BIRMINGHAM, Ala. — The Birmingham Board of Education is suing to stop the opening of a charter school within the Birmingham city limits. The lawsuit against the Alabama Public Charter School Commission alleges that it improperly overruled the Birmingham BOE’s decision to deny a charter to the proposed STAR Academy. There is no hearing date set for the lawsuit at this time.
To date, Birmingham has denied two charter school applications: STAR Academy and iBestow. Among the reasons the board rejected the applications were concerns about finances, expenditures, construction, and their governance. Their decision regarding STAR Academy was overturned by the APCSC in May.
The Birmingham BOE claims that the APCSC’s reversal violates state law because of STAR Academy’s alleged issues with funding and religious conflict of interest. If STAR Academy survives the suit from the BOE, it will open in the 2018-2019 school year and serve 248 pre-k through first-grade students.
Alabama currently has no open charter schools, but a law passed in 2015 is slowly changing that. The ACCEL Day and Evening Academy, Alabama’s first charter school, will begin serving students in Mobile this school year.
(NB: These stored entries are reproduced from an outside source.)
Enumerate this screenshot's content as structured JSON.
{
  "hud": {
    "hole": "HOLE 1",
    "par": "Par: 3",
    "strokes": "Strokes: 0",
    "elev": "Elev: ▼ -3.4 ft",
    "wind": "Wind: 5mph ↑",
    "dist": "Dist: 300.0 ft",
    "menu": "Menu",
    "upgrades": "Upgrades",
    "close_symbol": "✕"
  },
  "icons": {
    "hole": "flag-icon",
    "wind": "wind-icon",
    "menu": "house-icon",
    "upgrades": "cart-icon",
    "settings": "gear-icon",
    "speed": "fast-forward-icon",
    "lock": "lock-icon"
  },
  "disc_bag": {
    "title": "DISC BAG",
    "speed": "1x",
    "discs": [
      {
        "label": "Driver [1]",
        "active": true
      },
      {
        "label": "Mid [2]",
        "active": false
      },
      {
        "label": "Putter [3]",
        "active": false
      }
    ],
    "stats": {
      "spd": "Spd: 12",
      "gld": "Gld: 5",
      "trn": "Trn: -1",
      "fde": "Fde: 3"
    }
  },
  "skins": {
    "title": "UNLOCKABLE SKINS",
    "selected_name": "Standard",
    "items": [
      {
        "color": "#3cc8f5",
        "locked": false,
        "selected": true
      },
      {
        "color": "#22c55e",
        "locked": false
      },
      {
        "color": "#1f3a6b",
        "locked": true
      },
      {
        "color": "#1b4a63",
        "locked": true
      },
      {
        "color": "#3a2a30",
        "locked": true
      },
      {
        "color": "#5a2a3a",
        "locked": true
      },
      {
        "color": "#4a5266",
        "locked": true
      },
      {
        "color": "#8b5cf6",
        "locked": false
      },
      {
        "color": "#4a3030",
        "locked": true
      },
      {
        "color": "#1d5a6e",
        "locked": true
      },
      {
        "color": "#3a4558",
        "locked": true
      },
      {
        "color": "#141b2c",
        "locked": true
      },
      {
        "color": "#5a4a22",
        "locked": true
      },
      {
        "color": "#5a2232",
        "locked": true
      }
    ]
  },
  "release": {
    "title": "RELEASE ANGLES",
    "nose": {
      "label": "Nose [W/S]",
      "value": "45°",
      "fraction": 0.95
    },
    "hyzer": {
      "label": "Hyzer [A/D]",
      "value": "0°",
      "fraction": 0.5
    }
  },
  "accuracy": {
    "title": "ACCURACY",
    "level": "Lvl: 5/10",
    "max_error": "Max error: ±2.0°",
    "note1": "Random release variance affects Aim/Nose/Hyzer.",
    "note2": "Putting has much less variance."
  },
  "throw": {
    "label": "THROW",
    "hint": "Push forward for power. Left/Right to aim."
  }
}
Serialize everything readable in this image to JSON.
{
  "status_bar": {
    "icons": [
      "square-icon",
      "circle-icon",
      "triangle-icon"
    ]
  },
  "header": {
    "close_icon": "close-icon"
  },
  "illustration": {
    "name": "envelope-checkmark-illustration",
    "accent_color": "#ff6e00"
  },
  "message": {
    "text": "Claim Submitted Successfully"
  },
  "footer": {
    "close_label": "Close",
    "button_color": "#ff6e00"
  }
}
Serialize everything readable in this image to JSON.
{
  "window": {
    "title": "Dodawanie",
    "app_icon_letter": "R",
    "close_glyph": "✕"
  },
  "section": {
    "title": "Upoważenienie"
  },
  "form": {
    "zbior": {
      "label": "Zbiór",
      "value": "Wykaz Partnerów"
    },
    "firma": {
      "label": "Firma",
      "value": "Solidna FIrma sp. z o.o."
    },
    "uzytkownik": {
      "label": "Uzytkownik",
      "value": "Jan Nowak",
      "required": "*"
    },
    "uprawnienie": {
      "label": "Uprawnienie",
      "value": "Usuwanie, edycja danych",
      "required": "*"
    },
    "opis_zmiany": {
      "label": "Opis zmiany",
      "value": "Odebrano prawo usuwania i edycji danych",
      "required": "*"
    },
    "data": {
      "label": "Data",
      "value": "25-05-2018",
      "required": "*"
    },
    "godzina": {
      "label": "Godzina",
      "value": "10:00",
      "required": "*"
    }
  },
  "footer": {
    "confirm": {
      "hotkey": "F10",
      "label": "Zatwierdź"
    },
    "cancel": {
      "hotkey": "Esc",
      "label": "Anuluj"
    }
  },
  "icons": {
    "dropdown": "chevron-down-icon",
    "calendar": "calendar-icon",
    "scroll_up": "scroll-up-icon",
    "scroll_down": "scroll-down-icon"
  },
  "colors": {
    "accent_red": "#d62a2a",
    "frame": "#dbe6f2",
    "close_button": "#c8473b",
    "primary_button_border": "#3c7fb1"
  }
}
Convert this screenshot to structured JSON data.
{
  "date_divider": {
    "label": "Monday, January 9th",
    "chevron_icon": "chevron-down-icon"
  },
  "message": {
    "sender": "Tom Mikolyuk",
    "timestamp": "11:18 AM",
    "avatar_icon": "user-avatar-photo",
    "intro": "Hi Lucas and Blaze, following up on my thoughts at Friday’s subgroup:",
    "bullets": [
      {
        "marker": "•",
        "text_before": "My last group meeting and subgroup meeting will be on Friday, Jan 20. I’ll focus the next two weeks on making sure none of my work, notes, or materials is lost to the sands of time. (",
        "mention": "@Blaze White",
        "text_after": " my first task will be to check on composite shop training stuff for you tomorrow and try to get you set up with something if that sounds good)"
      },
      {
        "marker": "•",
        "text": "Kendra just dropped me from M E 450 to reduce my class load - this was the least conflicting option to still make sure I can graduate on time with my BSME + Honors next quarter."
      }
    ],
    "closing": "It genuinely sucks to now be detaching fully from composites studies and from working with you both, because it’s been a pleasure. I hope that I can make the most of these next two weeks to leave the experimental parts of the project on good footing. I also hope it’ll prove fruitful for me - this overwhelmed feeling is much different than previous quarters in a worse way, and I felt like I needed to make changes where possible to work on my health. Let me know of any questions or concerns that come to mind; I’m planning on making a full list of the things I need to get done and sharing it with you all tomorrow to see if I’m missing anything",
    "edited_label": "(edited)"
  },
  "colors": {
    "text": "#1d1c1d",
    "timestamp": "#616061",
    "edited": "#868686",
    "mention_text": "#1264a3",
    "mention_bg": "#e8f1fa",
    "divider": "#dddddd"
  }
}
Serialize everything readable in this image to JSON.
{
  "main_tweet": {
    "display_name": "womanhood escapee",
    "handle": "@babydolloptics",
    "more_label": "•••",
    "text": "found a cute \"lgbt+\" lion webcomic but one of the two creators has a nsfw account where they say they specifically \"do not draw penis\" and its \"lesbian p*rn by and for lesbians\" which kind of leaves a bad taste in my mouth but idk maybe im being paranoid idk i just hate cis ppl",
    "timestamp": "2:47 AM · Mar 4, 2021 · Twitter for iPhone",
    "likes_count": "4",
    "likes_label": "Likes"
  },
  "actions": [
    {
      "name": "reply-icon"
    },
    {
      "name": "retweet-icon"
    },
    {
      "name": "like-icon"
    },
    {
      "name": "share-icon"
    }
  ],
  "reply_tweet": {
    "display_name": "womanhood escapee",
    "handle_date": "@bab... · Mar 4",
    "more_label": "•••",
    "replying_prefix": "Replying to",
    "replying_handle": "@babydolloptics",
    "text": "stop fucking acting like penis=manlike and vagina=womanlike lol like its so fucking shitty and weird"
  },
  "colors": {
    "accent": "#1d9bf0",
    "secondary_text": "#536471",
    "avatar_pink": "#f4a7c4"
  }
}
Outside of Birmingham, one application for a public charter school was approved in full and another was conditionally approved in the latest meeting of the Alabama Public Charter School Commission on Tuesday. The University of West Alabama’s application to open a University Charter school impressed the committee, but the committee will require further action from the second applicant, Infinity Learning Center.
RELATED: Applications for Two Alabama Charter Schools Approved
An analysis from the Cato Institute shows that Alabama is in the middle of the pack when it comes to school choice freedom in the 50 U.S. States. Alabama’s ranking was boosted by the private scholarship tax credit law in 2013–14, but conservative and libertarian policy makers still acknowledge there is work to be done.